Have you ever lost a loved one to suicide, lost a lover you had during an affair, had a strictly online relationship die, grieved an abortion, lost a beloved to a drug overdose, mourned infertility, experienced the loss of love life from an STI? Though you were fully accepting, did you ever mourn the change of your child’s gender identity? Have you ever grieved a family member’s political alignment, felt the loss of someone you cared for who was imprisoned? These are all examples of disenfranchised loss. Disenfranchised loss lives on the edges of societal mores and often carries taboo that leaves the griever isolated, stigmatised, rejected, and judged by their experience. All loss is deserving of compassion, understanding, and inclusion in access to care. Moral judgements are not only unnecessary but overtly damaging to the griever in that judgement can easily give way to humiliation, blaming, criticism, and intimidation.
When we find ourselves ready to judge a loss we would often do better to move into curiosity and compassion. Grief is universal. No one gets through life without experiencing loss. It is on this fertile ground of commonality that we can meet each other without need of perfect understanding. Telling someone who or what or how to grieve is nothing more than a sick attempt to control or worse coercive control and shouldn’t be tolerated in any family, business, or community.
So how do we make space to honor disenfranchised loss?
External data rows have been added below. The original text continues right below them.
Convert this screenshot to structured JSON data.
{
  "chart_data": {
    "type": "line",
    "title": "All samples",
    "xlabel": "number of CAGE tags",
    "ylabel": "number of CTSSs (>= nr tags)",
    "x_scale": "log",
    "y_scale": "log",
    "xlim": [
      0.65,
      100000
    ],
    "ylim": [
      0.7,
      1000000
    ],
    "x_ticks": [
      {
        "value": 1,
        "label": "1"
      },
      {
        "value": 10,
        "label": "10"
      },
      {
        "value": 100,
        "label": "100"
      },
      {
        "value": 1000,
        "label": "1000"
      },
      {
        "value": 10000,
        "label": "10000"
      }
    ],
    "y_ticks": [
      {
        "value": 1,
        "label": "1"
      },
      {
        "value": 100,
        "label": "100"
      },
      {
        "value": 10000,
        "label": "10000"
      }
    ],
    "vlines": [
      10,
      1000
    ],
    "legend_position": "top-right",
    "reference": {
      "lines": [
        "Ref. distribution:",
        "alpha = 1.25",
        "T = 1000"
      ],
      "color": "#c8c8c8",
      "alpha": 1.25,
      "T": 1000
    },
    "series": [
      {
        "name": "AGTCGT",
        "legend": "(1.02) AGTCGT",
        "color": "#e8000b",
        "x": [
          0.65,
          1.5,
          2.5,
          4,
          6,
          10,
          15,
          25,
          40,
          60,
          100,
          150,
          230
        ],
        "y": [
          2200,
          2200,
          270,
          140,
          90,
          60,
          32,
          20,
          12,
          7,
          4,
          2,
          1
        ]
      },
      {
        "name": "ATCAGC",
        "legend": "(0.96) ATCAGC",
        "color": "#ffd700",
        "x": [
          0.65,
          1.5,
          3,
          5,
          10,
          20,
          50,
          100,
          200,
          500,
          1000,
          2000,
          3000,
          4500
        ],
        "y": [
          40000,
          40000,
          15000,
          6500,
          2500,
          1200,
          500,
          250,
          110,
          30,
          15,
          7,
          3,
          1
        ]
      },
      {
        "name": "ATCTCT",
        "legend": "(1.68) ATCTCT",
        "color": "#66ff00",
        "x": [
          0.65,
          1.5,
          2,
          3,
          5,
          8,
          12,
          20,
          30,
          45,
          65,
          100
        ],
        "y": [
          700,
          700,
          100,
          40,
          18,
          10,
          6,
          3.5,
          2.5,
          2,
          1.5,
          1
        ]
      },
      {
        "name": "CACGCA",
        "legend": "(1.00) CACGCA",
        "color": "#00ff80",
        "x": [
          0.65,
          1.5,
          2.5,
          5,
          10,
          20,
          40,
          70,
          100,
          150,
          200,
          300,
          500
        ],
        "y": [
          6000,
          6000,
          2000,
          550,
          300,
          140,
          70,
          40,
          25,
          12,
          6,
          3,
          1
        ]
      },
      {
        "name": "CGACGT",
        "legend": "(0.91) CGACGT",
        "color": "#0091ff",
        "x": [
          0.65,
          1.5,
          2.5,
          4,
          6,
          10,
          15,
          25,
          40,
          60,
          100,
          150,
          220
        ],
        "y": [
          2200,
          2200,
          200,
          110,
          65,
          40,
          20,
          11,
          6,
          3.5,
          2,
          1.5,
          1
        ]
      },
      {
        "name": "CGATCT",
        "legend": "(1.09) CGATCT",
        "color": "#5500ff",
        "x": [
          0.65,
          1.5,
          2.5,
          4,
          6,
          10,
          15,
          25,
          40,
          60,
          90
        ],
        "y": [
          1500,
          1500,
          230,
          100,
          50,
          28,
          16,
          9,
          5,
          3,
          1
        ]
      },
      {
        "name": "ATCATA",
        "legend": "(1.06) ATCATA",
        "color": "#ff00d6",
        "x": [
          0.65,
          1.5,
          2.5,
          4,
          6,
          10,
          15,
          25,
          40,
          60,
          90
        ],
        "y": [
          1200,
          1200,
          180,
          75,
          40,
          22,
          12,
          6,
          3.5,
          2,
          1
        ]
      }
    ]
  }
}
We can start by creating safe spaces for sharing. Safe spaces for sharing can include meet ups, church groups, book clubs, social media communities with strict guidelines, programs within the workspace, personal story sharing via writing, video making, small socially distanced outdoor gatherings etc. What makes these spaces safe is having clearly defined boundaries around conduct and inclusion as well as an agreement to steer clear of platitudes or unsolicited advice.
When confused about how to address a disenfranchised loss remember compassion.